In the 1950s, respectable people wore suits and suit trousers. The emerging teenage subculture, fueled by an emergent rock n roll,On the Waterfront, and a general desire to forestall the tribulations of adulthood, adopted the trouser of the disenfranchised instead. Presumably the symbolic power of jeans at the time was one of opposition.
By wearing the uniform of the underclasses, the teenagers signaled their antipathy to the “straight” life of their parents.
The alignment of denim trousers with a perceived underclass mentality, or more accurately an antipathy to the mores of what are seen as the ruling classes, has continued for some tribes ever since.
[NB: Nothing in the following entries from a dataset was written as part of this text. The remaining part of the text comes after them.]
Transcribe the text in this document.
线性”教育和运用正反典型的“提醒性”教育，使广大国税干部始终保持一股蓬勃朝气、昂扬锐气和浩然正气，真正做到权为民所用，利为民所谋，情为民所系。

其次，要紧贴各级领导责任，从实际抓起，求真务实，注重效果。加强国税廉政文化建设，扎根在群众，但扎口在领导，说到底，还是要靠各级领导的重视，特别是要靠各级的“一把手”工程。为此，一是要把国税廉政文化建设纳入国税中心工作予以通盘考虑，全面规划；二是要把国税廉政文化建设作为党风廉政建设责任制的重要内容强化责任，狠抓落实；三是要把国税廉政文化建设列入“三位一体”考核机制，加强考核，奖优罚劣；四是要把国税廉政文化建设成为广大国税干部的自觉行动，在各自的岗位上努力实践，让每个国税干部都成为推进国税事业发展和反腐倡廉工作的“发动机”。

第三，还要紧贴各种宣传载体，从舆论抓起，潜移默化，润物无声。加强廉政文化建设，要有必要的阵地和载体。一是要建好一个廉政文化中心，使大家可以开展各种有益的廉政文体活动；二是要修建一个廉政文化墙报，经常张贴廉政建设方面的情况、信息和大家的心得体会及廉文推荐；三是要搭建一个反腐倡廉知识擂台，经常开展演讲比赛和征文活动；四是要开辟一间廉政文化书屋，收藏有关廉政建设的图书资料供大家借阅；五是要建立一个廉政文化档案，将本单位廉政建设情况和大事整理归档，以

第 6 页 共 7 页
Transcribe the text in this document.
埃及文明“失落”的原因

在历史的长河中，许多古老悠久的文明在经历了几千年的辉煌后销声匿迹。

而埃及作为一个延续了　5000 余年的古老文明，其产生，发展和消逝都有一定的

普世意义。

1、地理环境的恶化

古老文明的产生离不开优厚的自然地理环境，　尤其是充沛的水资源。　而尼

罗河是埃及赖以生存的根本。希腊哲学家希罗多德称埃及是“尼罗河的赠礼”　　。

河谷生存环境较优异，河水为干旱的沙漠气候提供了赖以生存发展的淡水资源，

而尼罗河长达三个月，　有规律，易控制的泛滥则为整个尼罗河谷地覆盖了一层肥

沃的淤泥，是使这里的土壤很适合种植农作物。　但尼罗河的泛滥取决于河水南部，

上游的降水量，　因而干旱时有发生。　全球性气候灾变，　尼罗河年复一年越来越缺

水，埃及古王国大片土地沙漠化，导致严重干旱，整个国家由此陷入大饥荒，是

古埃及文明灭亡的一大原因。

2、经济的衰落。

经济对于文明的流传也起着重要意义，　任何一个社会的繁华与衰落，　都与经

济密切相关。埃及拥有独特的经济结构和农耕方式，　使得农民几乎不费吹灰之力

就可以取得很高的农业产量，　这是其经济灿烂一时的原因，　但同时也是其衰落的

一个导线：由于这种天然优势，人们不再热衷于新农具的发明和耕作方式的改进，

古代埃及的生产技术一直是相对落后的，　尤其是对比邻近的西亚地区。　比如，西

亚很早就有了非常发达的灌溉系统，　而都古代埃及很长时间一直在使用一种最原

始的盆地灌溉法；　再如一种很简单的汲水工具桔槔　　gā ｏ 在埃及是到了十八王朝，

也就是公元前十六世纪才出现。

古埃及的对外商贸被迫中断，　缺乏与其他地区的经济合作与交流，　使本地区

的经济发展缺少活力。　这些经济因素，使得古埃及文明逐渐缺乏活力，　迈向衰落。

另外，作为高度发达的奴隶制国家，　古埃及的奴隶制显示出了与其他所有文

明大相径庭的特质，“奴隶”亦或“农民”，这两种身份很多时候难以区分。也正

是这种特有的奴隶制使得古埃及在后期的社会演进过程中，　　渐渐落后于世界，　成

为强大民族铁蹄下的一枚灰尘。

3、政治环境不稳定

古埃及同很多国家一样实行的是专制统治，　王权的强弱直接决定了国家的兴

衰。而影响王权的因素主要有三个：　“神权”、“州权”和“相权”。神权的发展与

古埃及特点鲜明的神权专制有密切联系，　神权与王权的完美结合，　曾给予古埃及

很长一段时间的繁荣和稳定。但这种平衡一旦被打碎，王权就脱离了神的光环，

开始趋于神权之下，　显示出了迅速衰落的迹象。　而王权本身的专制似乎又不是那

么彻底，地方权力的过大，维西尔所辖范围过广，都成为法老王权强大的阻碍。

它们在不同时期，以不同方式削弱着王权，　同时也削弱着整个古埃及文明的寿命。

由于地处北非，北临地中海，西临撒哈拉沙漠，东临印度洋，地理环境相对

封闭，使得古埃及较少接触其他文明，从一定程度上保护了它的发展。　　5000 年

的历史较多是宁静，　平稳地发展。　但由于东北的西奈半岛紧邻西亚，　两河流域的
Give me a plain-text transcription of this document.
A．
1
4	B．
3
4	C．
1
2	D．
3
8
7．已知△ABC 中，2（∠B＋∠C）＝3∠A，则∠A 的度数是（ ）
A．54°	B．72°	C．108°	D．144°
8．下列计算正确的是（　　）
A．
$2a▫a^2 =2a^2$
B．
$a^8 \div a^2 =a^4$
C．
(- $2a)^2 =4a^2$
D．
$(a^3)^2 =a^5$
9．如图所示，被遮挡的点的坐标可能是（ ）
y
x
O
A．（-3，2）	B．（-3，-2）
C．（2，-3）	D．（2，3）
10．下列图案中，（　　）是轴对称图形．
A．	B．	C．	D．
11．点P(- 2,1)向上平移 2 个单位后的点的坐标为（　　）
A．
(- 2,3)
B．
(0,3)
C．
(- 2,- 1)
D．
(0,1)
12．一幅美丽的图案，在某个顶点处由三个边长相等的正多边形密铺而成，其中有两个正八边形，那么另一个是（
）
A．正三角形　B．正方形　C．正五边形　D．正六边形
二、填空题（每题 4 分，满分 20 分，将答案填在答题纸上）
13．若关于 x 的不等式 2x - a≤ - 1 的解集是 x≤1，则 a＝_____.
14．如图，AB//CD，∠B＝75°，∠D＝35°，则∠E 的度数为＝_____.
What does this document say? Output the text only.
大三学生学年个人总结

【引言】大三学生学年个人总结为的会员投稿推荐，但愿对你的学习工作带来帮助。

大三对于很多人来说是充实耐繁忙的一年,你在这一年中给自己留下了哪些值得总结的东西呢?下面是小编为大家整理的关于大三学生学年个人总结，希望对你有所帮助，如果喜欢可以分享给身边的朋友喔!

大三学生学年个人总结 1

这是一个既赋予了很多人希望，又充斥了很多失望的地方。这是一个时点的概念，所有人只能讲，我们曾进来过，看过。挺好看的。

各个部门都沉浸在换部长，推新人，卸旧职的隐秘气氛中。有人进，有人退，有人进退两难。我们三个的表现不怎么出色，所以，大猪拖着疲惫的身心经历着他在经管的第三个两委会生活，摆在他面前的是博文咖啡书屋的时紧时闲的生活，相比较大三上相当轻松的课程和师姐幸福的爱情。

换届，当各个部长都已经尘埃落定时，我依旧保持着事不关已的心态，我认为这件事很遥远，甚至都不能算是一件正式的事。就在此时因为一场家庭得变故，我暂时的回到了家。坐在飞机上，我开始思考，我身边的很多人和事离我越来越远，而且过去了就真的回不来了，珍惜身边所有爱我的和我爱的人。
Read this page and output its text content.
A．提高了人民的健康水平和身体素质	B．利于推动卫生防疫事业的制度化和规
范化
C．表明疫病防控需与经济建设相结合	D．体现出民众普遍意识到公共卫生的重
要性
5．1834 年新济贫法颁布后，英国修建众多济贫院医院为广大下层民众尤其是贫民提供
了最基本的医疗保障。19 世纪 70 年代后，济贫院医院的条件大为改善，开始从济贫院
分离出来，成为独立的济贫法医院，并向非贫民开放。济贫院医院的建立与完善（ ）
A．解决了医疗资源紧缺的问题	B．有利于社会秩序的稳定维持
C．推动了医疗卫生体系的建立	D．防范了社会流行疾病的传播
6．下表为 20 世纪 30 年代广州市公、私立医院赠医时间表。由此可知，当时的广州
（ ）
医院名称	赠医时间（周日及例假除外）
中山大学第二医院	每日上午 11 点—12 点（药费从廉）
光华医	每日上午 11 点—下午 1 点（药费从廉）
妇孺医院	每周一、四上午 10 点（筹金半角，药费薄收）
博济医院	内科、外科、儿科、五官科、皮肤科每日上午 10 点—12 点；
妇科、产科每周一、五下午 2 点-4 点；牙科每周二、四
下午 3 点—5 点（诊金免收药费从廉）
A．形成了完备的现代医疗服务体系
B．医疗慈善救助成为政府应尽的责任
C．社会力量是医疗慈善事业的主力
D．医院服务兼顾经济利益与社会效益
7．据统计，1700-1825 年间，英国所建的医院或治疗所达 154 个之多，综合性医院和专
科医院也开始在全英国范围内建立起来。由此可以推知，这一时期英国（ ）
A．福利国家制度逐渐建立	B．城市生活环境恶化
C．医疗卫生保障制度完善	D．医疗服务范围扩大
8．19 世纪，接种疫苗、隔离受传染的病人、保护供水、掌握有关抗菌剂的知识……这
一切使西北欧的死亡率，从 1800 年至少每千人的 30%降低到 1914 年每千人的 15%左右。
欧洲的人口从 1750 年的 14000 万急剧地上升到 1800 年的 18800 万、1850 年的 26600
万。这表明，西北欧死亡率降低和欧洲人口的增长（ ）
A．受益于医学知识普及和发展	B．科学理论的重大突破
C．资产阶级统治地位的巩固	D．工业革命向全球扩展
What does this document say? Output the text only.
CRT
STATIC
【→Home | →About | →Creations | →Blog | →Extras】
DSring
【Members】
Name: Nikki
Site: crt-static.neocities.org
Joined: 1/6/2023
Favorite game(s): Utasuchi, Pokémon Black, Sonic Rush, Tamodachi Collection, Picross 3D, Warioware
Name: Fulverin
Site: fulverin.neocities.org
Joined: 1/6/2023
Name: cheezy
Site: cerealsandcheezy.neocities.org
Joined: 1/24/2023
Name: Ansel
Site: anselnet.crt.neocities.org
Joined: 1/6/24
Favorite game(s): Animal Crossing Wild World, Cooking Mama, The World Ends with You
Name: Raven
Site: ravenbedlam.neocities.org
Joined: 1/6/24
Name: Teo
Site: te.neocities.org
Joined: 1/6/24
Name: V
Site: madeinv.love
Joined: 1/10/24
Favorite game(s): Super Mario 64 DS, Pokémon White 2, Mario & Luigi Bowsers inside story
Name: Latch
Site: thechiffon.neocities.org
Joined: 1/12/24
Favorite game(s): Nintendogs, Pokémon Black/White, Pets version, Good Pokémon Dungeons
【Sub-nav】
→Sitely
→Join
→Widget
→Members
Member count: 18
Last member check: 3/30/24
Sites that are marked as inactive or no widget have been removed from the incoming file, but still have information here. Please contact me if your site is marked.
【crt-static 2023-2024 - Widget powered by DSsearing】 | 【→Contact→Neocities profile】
The hip hop fan alluded to earlier takes his or her baggy denim (wittingly or otherwise) as a reference to the over-sized clothes given to inmates in US correctional facilities. Where, given that you don’t know who will be incarcerated, or when, it is more sensible to order the biggest sizes in bulk and know your prison denim will fit every inmate.
Many modern tribes take their denim references from less violent or overtly subversive tropes. For example, currently hip styles include flared jeans, a direct reference to the late 60s and early 70s, when the teenage rebellion threatened to take over the world; slouchy fits and dungarees, which were popular with the kids in the 80s; and tight fits, last seen gracing the sweaty bodies of punks as they railed against the establishment in the crossover period between rock n roll and hip hop.
Fashion as a whole seems to be looking backwards at the moment. The high street awash with old style fonts and packaging. Clothing trends are going the same way, with big colourful tees and mix and match looks last seen in the 1980s. The jeans for today are skinny for the guys and girls both, plenty of colours – or, again for both sexes, jean shorts in the summer.
When I was young enough to need to maintain my style against whatever was hot that season, it was all punk and rockers. Now it seems to be 80s kids – like the cast of The Breakfast Club is wandering around everywhere I go. So where next for trendy jeans? Back to the 60s – or is hip hop going to make a comeback?